Coube ao auditor Josedilton Alves Diniz e ao professor da UFPB, Aléssio Tony Almeida as explicações detalhadas dos dados, tabelas e quadros do diagnóstico. Divididos em quatro partes, os resultados apresentados consideram: “Gastos correntes e matrículas, Infraestrutura das escolas, Atributos da função docente e Eficiência da Educação Básica”.

DSC_8534

RECONHECIMENTO – O conselheiro Fernando Catão, que idealizou o IDGPB em 2011 e encerrou a apresentação técnica desta nova versão, compartilhou da opinião de que o projeto se insere na atual tendência dos órgãos de controle externo do país em fornecer aos cidadãos dados que podem se consultados e estudados de forma simples, direta e aberta. Isto, frisou ele, em face da visão inovadora do Tribunal em observar também, além do aspecto legal, os resultados dos investimentos públicos.

O conselheiro agradeceu pelo trabalho dos técnicos envolvidos e pela parceria firmada com a Universidade Federal da Paraíba e a Universidade Federal de Campina Grande.

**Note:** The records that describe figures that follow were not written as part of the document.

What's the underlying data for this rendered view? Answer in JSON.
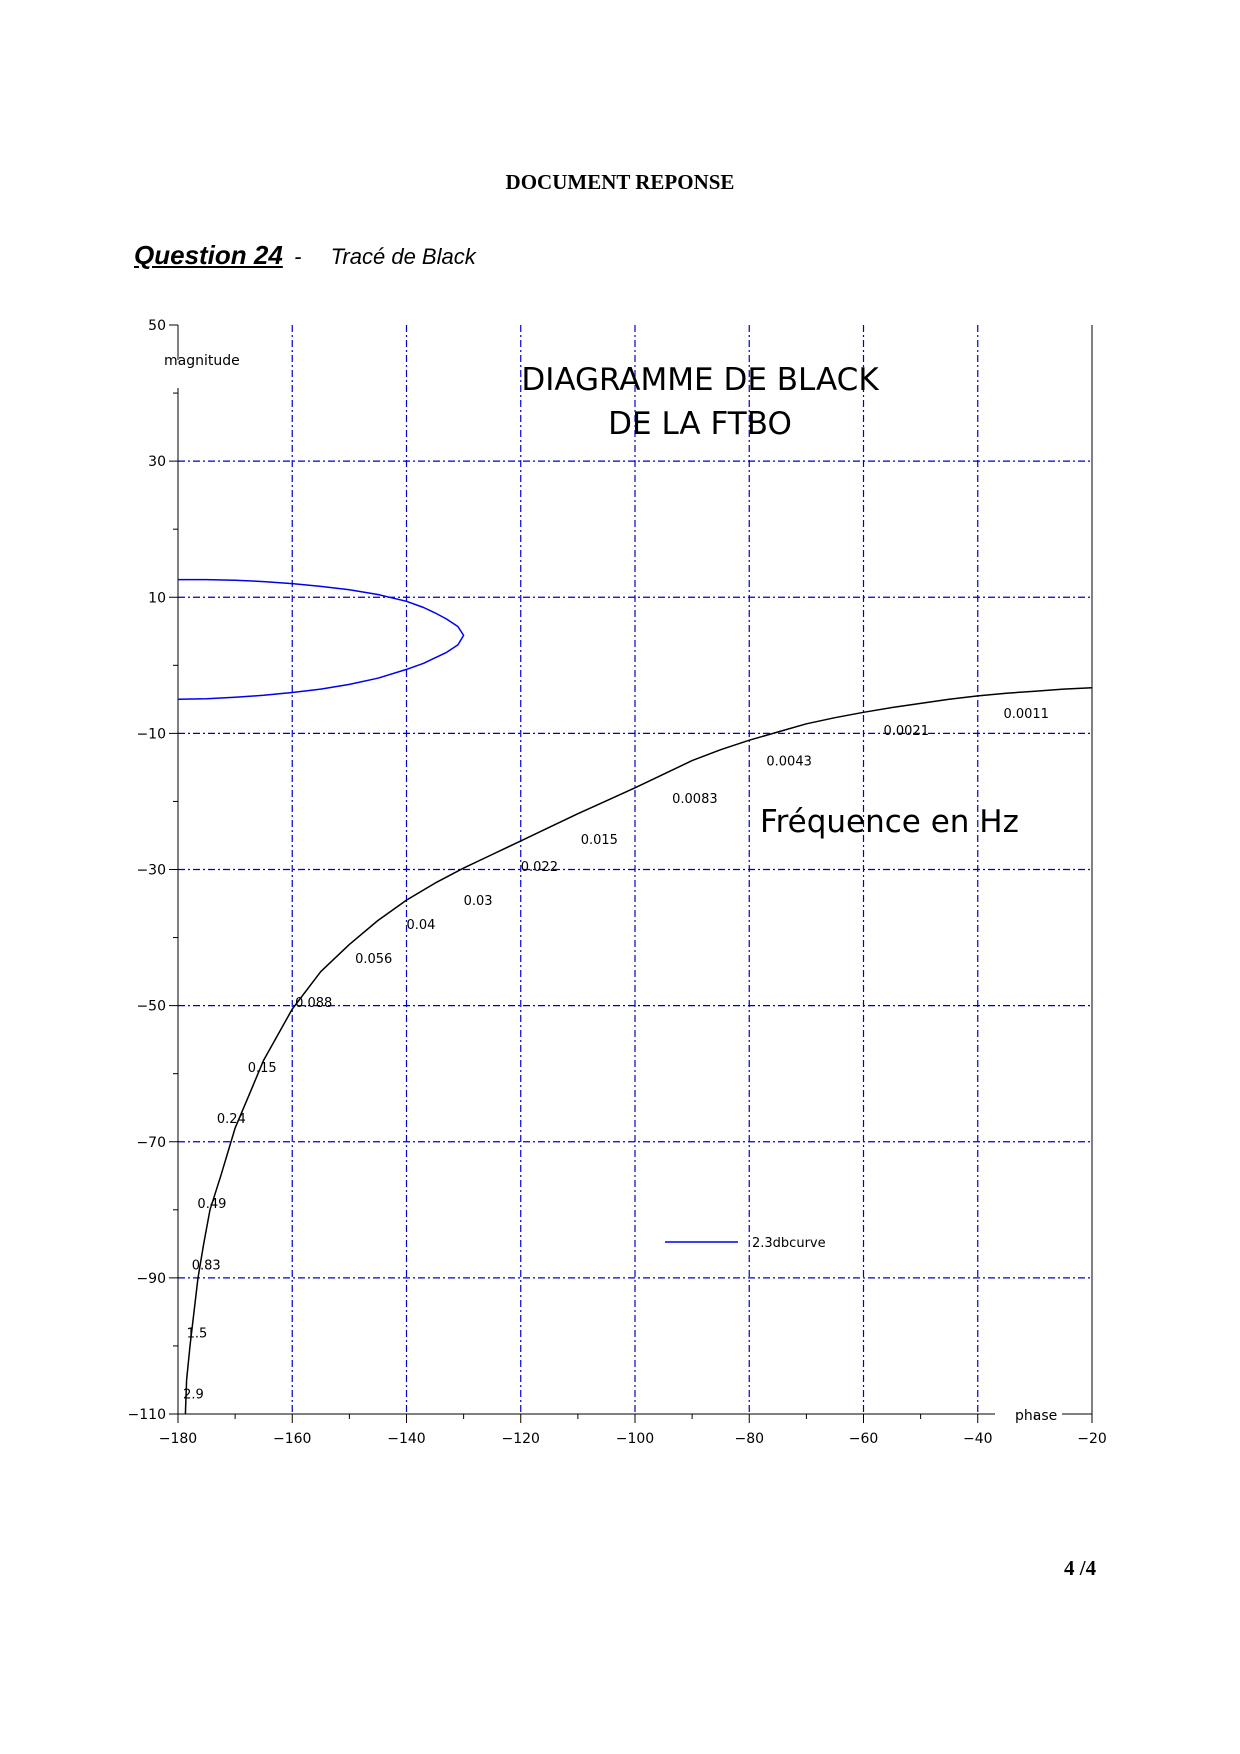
{
  "document": {
    "header": "DOCUMENT REPONSE",
    "question_label": "Question 24",
    "question_separator": "-",
    "question_subtitle": "Tracé de Black",
    "page_number": "4 /4"
  },
  "chart_data": {
    "type": "line",
    "title_lines": [
      "DIAGRAMME DE BLACK",
      "DE LA FTBO"
    ],
    "xlabel": "phase",
    "ylabel": "magnitude",
    "xlim": [
      -180,
      -20
    ],
    "ylim": [
      -110,
      50
    ],
    "x_ticks": [
      -180,
      -160,
      -140,
      -120,
      -100,
      -80,
      -60,
      -40,
      -20
    ],
    "y_ticks": [
      -110,
      -90,
      -70,
      -50,
      -30,
      -10,
      10,
      30,
      50
    ],
    "annotation": "Fréquence en Hz",
    "grid": true,
    "legend_position": "lower-right",
    "colors": {
      "grid": "#0000cc",
      "ftbo_curve": "#000000",
      "contour": "#0000ee"
    },
    "series": [
      {
        "id": "ftbo",
        "x": [
          -178.7,
          -178.5,
          -177.9,
          -177.2,
          -176.5,
          -175.5,
          -174.4,
          -172.5,
          -170,
          -167,
          -165,
          -160,
          -155,
          -150,
          -145,
          -140,
          -135,
          -130,
          -125,
          -120,
          -115,
          -110,
          -105,
          -100,
          -95,
          -90,
          -85,
          -80,
          -75,
          -70,
          -65,
          -60,
          -55,
          -50,
          -45,
          -40,
          -35,
          -30,
          -25,
          -20
        ],
        "y": [
          -110,
          -105,
          -100,
          -95,
          -90,
          -85,
          -80,
          -75,
          -68,
          -62,
          -58,
          -50.5,
          -45,
          -41,
          -37.5,
          -34.5,
          -32,
          -29.8,
          -27.8,
          -25.8,
          -23.8,
          -21.8,
          -19.9,
          -18,
          -16,
          -14,
          -12.4,
          -11,
          -9.8,
          -8.6,
          -7.7,
          -6.9,
          -6.2,
          -5.6,
          -5,
          -4.5,
          -4.1,
          -3.8,
          -3.5,
          -3.3
        ]
      },
      {
        "id": "contour",
        "name": "2.3dbcurve",
        "x": [
          -180,
          -175,
          -170,
          -165,
          -160,
          -155,
          -150,
          -145,
          -140,
          -137,
          -135,
          -133,
          -131,
          -130,
          -131,
          -133,
          -135,
          -137,
          -140,
          -145,
          -150,
          -155,
          -160,
          -165,
          -170,
          -175,
          -180
        ],
        "y": [
          12.6,
          12.6,
          12.5,
          12.3,
          12,
          11.6,
          11.1,
          10.4,
          9.4,
          8.5,
          7.7,
          6.8,
          5.7,
          4.4,
          3,
          1.9,
          1.1,
          0.3,
          -0.6,
          -1.9,
          -2.8,
          -3.5,
          -4,
          -4.4,
          -4.7,
          -4.9,
          -5
        ]
      }
    ],
    "frequency_labels": [
      {
        "text": "2.9",
        "x": -179.1,
        "y": -107
      },
      {
        "text": "1.5",
        "x": -178.5,
        "y": -98
      },
      {
        "text": "0.83",
        "x": -177.6,
        "y": -88
      },
      {
        "text": "0.49",
        "x": -176.6,
        "y": -79
      },
      {
        "text": "0.24",
        "x": -173.2,
        "y": -66.5
      },
      {
        "text": "0.15",
        "x": -167.8,
        "y": -59
      },
      {
        "text": "0.088",
        "x": -159.5,
        "y": -49.5
      },
      {
        "text": "0.056",
        "x": -149,
        "y": -43
      },
      {
        "text": "0.04",
        "x": -140,
        "y": -38
      },
      {
        "text": "0.03",
        "x": -130,
        "y": -34.5
      },
      {
        "text": "0.022",
        "x": -120,
        "y": -29.5
      },
      {
        "text": "0.015",
        "x": -109.5,
        "y": -25.5
      },
      {
        "text": "0.0083",
        "x": -93.5,
        "y": -19.5
      },
      {
        "text": "0.0043",
        "x": -77,
        "y": -14
      },
      {
        "text": "0.0021",
        "x": -56.5,
        "y": -9.5
      },
      {
        "text": "0.0011",
        "x": -35.5,
        "y": -7
      }
    ]
  }
}
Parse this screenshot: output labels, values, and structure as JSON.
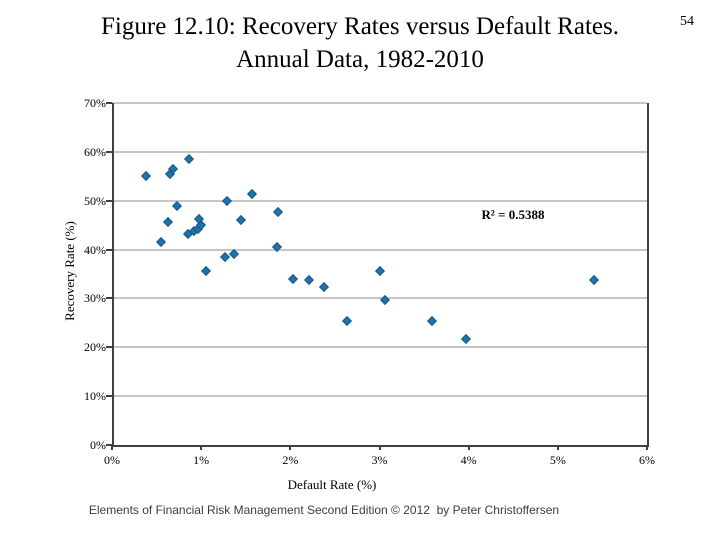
{
  "slide": {
    "number": "54",
    "title_line1": "Figure 12.10: Recovery Rates versus Default Rates.",
    "title_line2": "Annual Data, 1982-2010",
    "footer": "Elements of Financial Risk Management Second Edition © 2012  by Peter Christoffersen"
  },
  "chart_data": {
    "type": "scatter",
    "title": "Figure 12.10: Recovery Rates versus Default Rates. Annual Data, 1982-2010",
    "xlabel": "Default Rate (%)",
    "ylabel": "Recovery Rate (%)",
    "annotation": "R² = 0.5388",
    "xlim": [
      0,
      6
    ],
    "ylim": [
      0,
      70
    ],
    "x_tick_labels": [
      "0%",
      "1%",
      "2%",
      "3%",
      "4%",
      "5%",
      "6%"
    ],
    "y_tick_labels": [
      "0%",
      "10%",
      "20%",
      "30%",
      "40%",
      "50%",
      "60%",
      "70%"
    ],
    "grid": "horizontal",
    "legend": "none",
    "colors": {
      "marker_fill": "#1f72ae",
      "marker_stroke": "#14587f",
      "gridline": "#c6c6c6",
      "axis": "#404040"
    },
    "points": [
      [
        0.38,
        55.0
      ],
      [
        0.65,
        55.4
      ],
      [
        0.68,
        56.5
      ],
      [
        0.86,
        58.6
      ],
      [
        0.73,
        49.0
      ],
      [
        0.63,
        45.7
      ],
      [
        0.55,
        41.5
      ],
      [
        0.85,
        43.2
      ],
      [
        0.92,
        43.7
      ],
      [
        0.97,
        44.3
      ],
      [
        1.0,
        45.0
      ],
      [
        0.98,
        46.3
      ],
      [
        1.29,
        50.0
      ],
      [
        1.57,
        51.4
      ],
      [
        1.45,
        46.0
      ],
      [
        1.86,
        47.6
      ],
      [
        1.85,
        40.6
      ],
      [
        1.05,
        35.6
      ],
      [
        1.27,
        38.4
      ],
      [
        1.37,
        39.0
      ],
      [
        2.03,
        33.9
      ],
      [
        2.21,
        33.7
      ],
      [
        2.38,
        32.3
      ],
      [
        2.64,
        25.3
      ],
      [
        3.01,
        35.6
      ],
      [
        3.06,
        29.7
      ],
      [
        3.59,
        25.4
      ],
      [
        3.97,
        21.6
      ],
      [
        5.41,
        33.8
      ]
    ]
  }
}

E, em reconhecimento ao trabalho do IDGPB, recebeu na mesma ocasião sugestões de aprimoramento do projeto e os parabéns, entre outros, da prefeita de Alagoinha, Alcione Beltrão, da secretária de Educação de Cabaceiras, Rosilene Nunes, do secretário de Educação de Várzea, José Hamilton da Costa.

DSC_8511

O presidente da Famup, José Antonio da Costa, considerou a iniciativa do Tribunal importante porque vai ajudar a orientar os gestores a melhorar os indicadores de ensino. “Observamos que pode haver maior eficiência mesmo com gastos menores”, disse.

INFRAESTRUTURA PRECÁRIA – O diagnóstico, com base em 17 variáveis que compõem um Índice de Precariedade da Infraestrutura das Escolas, comprovou que a infraestrutura escolar de grande parte da rede municipal de ensino na Paraíba permaneceu precária, ao longo dos últimos sete anos, a ponto de se identificar escolas que não preencheram 36% dos itens considerados mínimos para o bom funcionamento das atividades de ensino-aprendizagem.

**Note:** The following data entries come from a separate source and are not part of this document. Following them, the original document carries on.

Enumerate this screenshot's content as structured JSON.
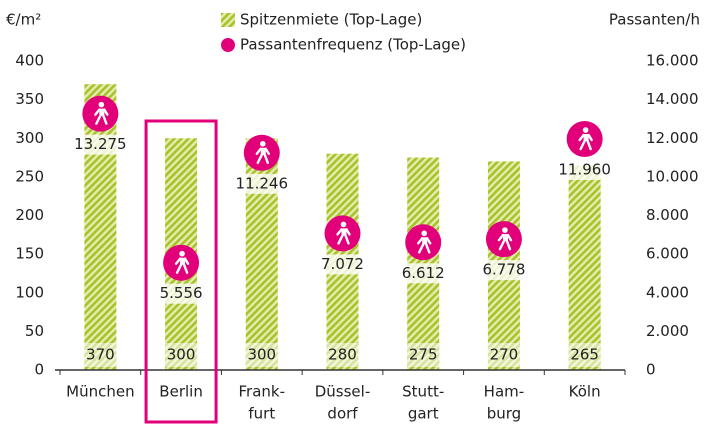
{
  "chart_data": {
    "type": "bar",
    "y_unit": "€/m²",
    "y2_unit": "Passanten/h",
    "categories": [
      "München",
      "Berlin",
      [
        "Frank-",
        "furt"
      ],
      [
        "Düssel-",
        "dorf"
      ],
      [
        "Stutt-",
        "gart"
      ],
      [
        "Ham-",
        "burg"
      ],
      "Köln"
    ],
    "highlight": "Berlin",
    "series": [
      {
        "name": "Spitzenmiete (Top-Lage)",
        "type": "bar",
        "color": "#b3c93a",
        "values": [
          370,
          300,
          300,
          280,
          275,
          270,
          265
        ]
      },
      {
        "name": "Passantenfrequenz (Top-Lage)",
        "type": "scatter",
        "axis": "y2",
        "color": "#e2007a",
        "values": [
          13275,
          5556,
          11246,
          7072,
          6612,
          6778,
          11960
        ],
        "value_labels": [
          "13.275",
          "5.556",
          "11.246",
          "7.072",
          "6.612",
          "6.778",
          "11.960"
        ]
      }
    ],
    "ylim": [
      0,
      400
    ],
    "yticks": [
      0,
      50,
      100,
      150,
      200,
      250,
      300,
      350,
      400
    ],
    "y2lim": [
      0,
      16000
    ],
    "y2ticks": [
      0,
      {
        "value": 2000,
        "label": "2.000"
      },
      {
        "value": 4000,
        "label": "4.000"
      },
      {
        "value": 6000,
        "label": "6.000"
      },
      {
        "value": 8000,
        "label": "8.000"
      },
      {
        "value": 10000,
        "label": "10.000"
      },
      {
        "value": 12000,
        "label": "12.000"
      },
      {
        "value": 14000,
        "label": "14.000"
      },
      {
        "value": 16000,
        "label": "16.000"
      }
    ]
  }
}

Faltam em muitas, principalmente, laboratórios de ciências, bibliotecas, quadras esportivas, laboratórios de informática, acesso à internet, salas para os professores, e até coleta de lixo.

Por meio do IPIE, se identificou que há, na migrorregião de Umbuzeiro, no Agreste, uma concentração de municípios com problemas na infraestrutura das suas escolas, bem como que estão situadas no Sertão do Estado cerca de 60% das unidades escolares com os maiores índices de precariedade.

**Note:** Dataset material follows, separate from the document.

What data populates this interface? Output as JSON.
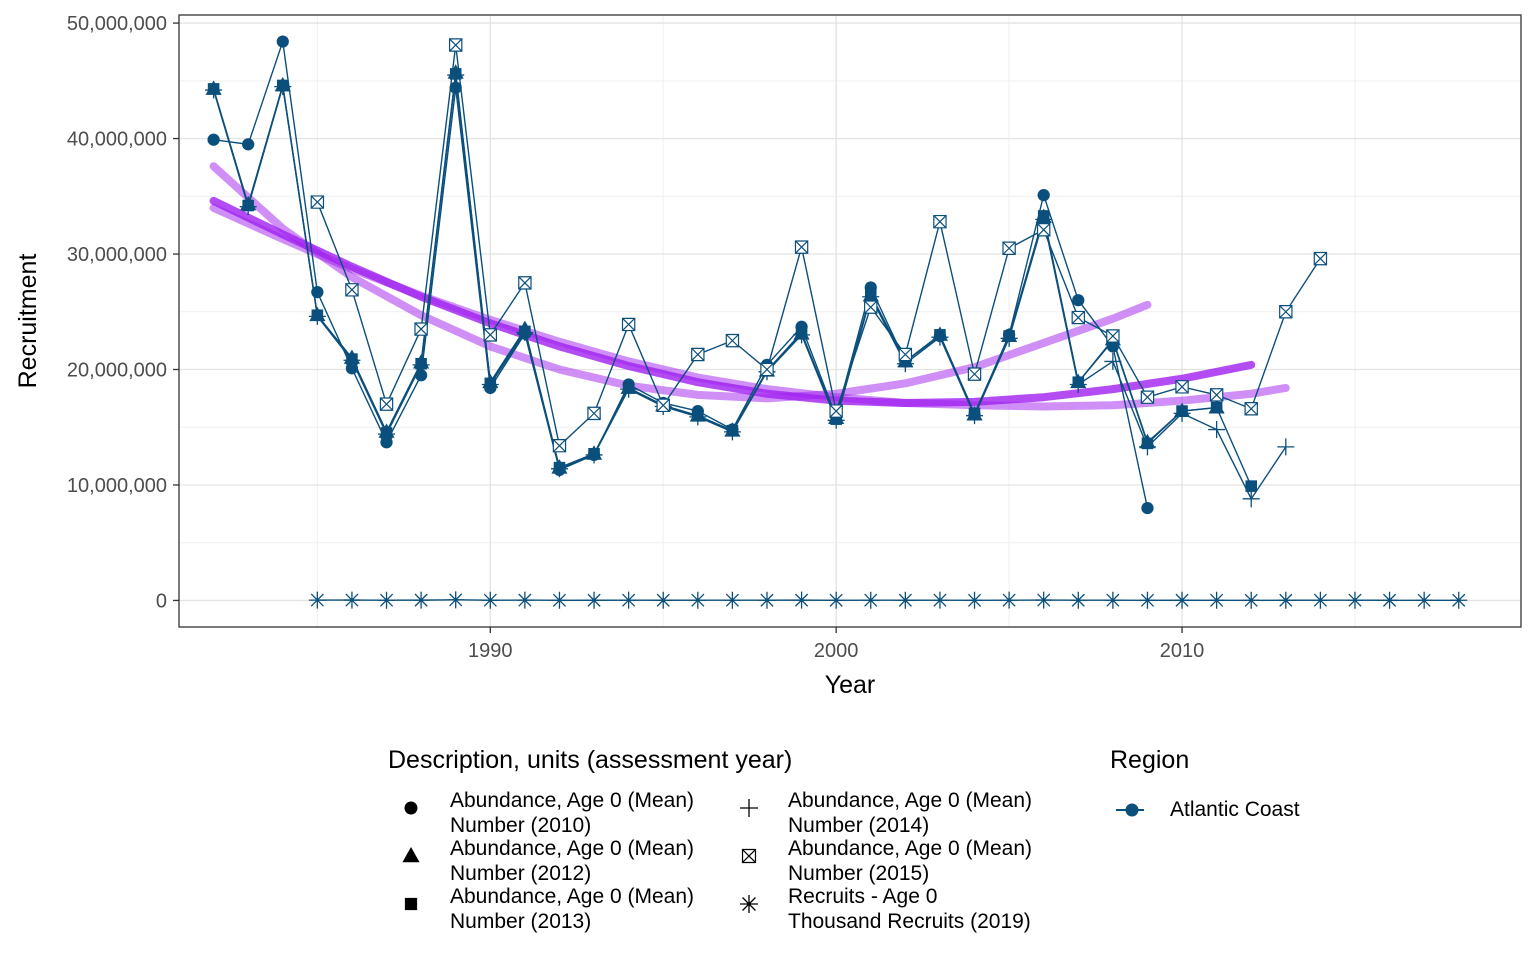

CUSTO POR ALUNO Já quanto a evolução do custo/ano por aluno, foi diagnosticado que os municípios que mais gastam são os de menor população por causa, entre outros motivos, do baixo número de alunos e dos custos fixos necessários ao funcionamento das escolas, como instalações e pessoal.

Em Parari, por exemplo, o custo por aluno alcançou R$ 8.322,00, enquanto na capital João Pessoa esse custo foi de R$ 5.909,00.

As informações e dados utilizados para a construção dos indicadores educacionais provêm de três fontes principais: o próprio TCE/PB, o INEP – Instituto Nacional de Estudos e Pesquisas Educacionais Anísio Teixeira -, e o IBGE – Instituto Brasileiro de Geografia e Estatística.